Een nachtje in een tent was een welkome afwiseling op de verschillende stapelbedden die ik de afgeloipen tijd heb gehad in de hostels. Al vroeg ontwaakten we; niet zozeer door het geluid van de vogeltjes, maar door onze wekkers. We hadden allemaal niet heel veel trek in het eenvoudige brood dat hier in de koelkast lag (in combinatie met de jam en vegemite), dus trokken we er om 7 uur op uit om naar de bakkerij een stukje verderop te rijden, dat naast een luxe resort lag, tevens het enige hier op het eiland. De kwaliteit was prima hier, aangezien ze alles zelf maakten en niet afhankelijk waren van leveringen van het vasteland. Het was nog steeds bewolkt, maar het leek erop alsof het nog wel op zou klaren en beter zou worden. Deze ochtend begonnen we met een bezoek aan Central Station. Om dit te bereiken moesten we echter eerst door het regenwoud heen, over een pad met heel veel hobbels. Het was een zeer hobbelige rit en de 4WD was echt keihard nodig om hier doorheen te komen. Achterin de wagen sprongen we op en neer, en haalden we onze beste paardrijvaardigheden naar boven om nog enigszins stabiel te blijven. Het was wel een erg lachtwekkende rit op deze manier. Central Station had niets met treinen te maken, maar was een oud kamp met enkele hutten, waar men vroeger woonde, werkte en naar school ging. Het lag midden in het regenwoud en we kregen na een korte uitleg van Adrian de gelegenheid om een stukje te lopen langs een helder ondiep beekje. We liepen langs bomen waarvandaan het leger z’n camouflagekleuren vandaan had gehaald. Adrian had ons van tevoren gewaarschuwd over het pad; onder geen beding zouden we van het pad moeten afwijiken, aangezien hier een van de meest giftige slangen en spinnen woonden en je daar zeker niet door gebeten wilde worden. En hulptroepen zou je niet op tijd kunnen bereiken. Dat was een fijne gedachte tijdens onze wandeling, en we liepen vlot door. We keken om ons heen, naar het beekje, openingen in het zand en naar de takken aan de bomen. We zagen niets. Alles leek goed te gaan, maar op het gegeven moment sloeg het noodlot toe: ik werd gebeten.

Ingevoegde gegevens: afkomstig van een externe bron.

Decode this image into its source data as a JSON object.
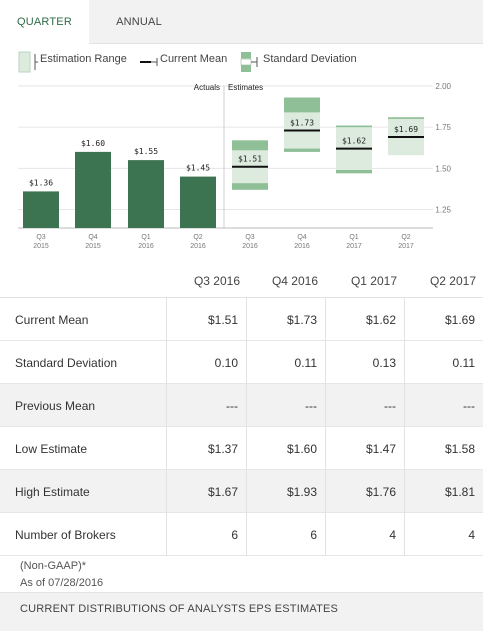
{
  "tabs": {
    "quarter": "QUARTER",
    "annual": "ANNUAL"
  },
  "legend": {
    "estimation_range": "Estimation Range",
    "current_mean": "Current Mean",
    "standard_deviation": "Standard Deviation"
  },
  "colors": {
    "accent": "#2e6b47",
    "actual_bar": "#3c7350",
    "range_fill": "#dcebde",
    "sd_fill": "#8fbf96",
    "mean_line": "#111111"
  },
  "chart_data": {
    "type": "bar",
    "section_labels": {
      "actuals": "Actuals",
      "estimates": "Estimates"
    },
    "categories": [
      [
        "Q3",
        "2015"
      ],
      [
        "Q4",
        "2015"
      ],
      [
        "Q1",
        "2016"
      ],
      [
        "Q2",
        "2016"
      ],
      [
        "Q3",
        "2016"
      ],
      [
        "Q4",
        "2016"
      ],
      [
        "Q1",
        "2017"
      ],
      [
        "Q2",
        "2017"
      ]
    ],
    "actuals": [
      {
        "value": 1.36,
        "label": "$1.36"
      },
      {
        "value": 1.6,
        "label": "$1.60"
      },
      {
        "value": 1.55,
        "label": "$1.55"
      },
      {
        "value": 1.45,
        "label": "$1.45"
      }
    ],
    "estimates": [
      {
        "low": 1.37,
        "high": 1.67,
        "mean": 1.51,
        "sd": 0.1,
        "label": "$1.51"
      },
      {
        "low": 1.6,
        "high": 1.93,
        "mean": 1.73,
        "sd": 0.11,
        "label": "$1.73"
      },
      {
        "low": 1.47,
        "high": 1.76,
        "mean": 1.62,
        "sd": 0.13,
        "label": "$1.62"
      },
      {
        "low": 1.58,
        "high": 1.81,
        "mean": 1.69,
        "sd": 0.11,
        "label": "$1.69"
      }
    ],
    "y_ticks": [
      "2.00",
      "1.75",
      "1.50",
      "1.25"
    ],
    "ylim": [
      1.15,
      2.0
    ],
    "grid": true
  },
  "table": {
    "columns": [
      "Q3 2016",
      "Q4 2016",
      "Q1 2017",
      "Q2 2017"
    ],
    "rows": [
      {
        "label": "Current Mean",
        "values": [
          "$1.51",
          "$1.73",
          "$1.62",
          "$1.69"
        ]
      },
      {
        "label": "Standard Deviation",
        "values": [
          "0.10",
          "0.11",
          "0.13",
          "0.11"
        ]
      },
      {
        "label": "Previous Mean",
        "values": [
          "---",
          "---",
          "---",
          "---"
        ]
      },
      {
        "label": "Low Estimate",
        "values": [
          "$1.37",
          "$1.60",
          "$1.47",
          "$1.58"
        ]
      },
      {
        "label": "High Estimate",
        "values": [
          "$1.67",
          "$1.93",
          "$1.76",
          "$1.81"
        ]
      },
      {
        "label": "Number of Brokers",
        "values": [
          "6",
          "6",
          "4",
          "4"
        ]
      }
    ]
  },
  "footnote": {
    "non_gaap": "(Non-GAAP)*",
    "as_of": "As of 07/28/2016"
  },
  "bottom_section": "CURRENT DISTRIBUTIONS OF ANALYSTS EPS ESTIMATES"
}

Een fel licht scheen in m’n ogen. Het was heel erg fel en ik kneep m’n ogen toe om te wennen aan het licht. Ik hoorde het suizen van de wind; heel zachtjes langs m’n oren. Ik hoorde het gekabbel van water, water dat aan leek te spoelen aan een strand. Ik liet m’n ogen aan het licht wennen; ik zag een strand. Het zand was parelwit, het glinsterde. Helderblauw water golfde over het zand heen. Groene bomen wuifden zachtjes heen en weer door de wind. Vrouwen in bikini’s dartelden langs me heen. Dit zag er mooi uit; het was een fijne plek; het leek alsof ik in het paradijs was. Ik voelde wat jeuk aan m’n voet, bukte een beetje en probeerde de kriebel weg te halen met m’n vinger. Bloed. Ik deed m’n sandaal uit en zag tussen m’n tenen een bloedzuiger zitten. Rustig zat hij van m’n bloed te genieten. Ik riep Adrian erbij, waarna hij met z’n aansteker het beestje liet schrikken; het liet los en hij kon hem van m’n voet weghalen. Een klein bloedend wondje bleef achter. Ik stapte Lake McKenzie in om de wond schoon te spoelen en groef m’n voet vervolgens even in het zand om het bloed te laten stoppen. Het viel allemaal reuze mee en was binnen een half uur weer helemaal OK. We waren met de landcruiser naar het grootste meer van het eiland gereden om hier enige tijd te vertoeven. Geen idee waar de bloedzuiger om m’n voet was gekropen, maar pas hier viel hij me op. Ik zette m’n zonnebril op want het zonnetje was ook al heerlijk doorgebroken en het leek erop alsof de rest van de dag prachtig zou worden. Eindelijk zou de Sunshine Coast z’n naam waarmaken. Een kleine twee uur brachten we door bij het meer, terwijl ook vele andere toeristen aanwezig waren om in het water te zwemmen of op het strand te zonnen.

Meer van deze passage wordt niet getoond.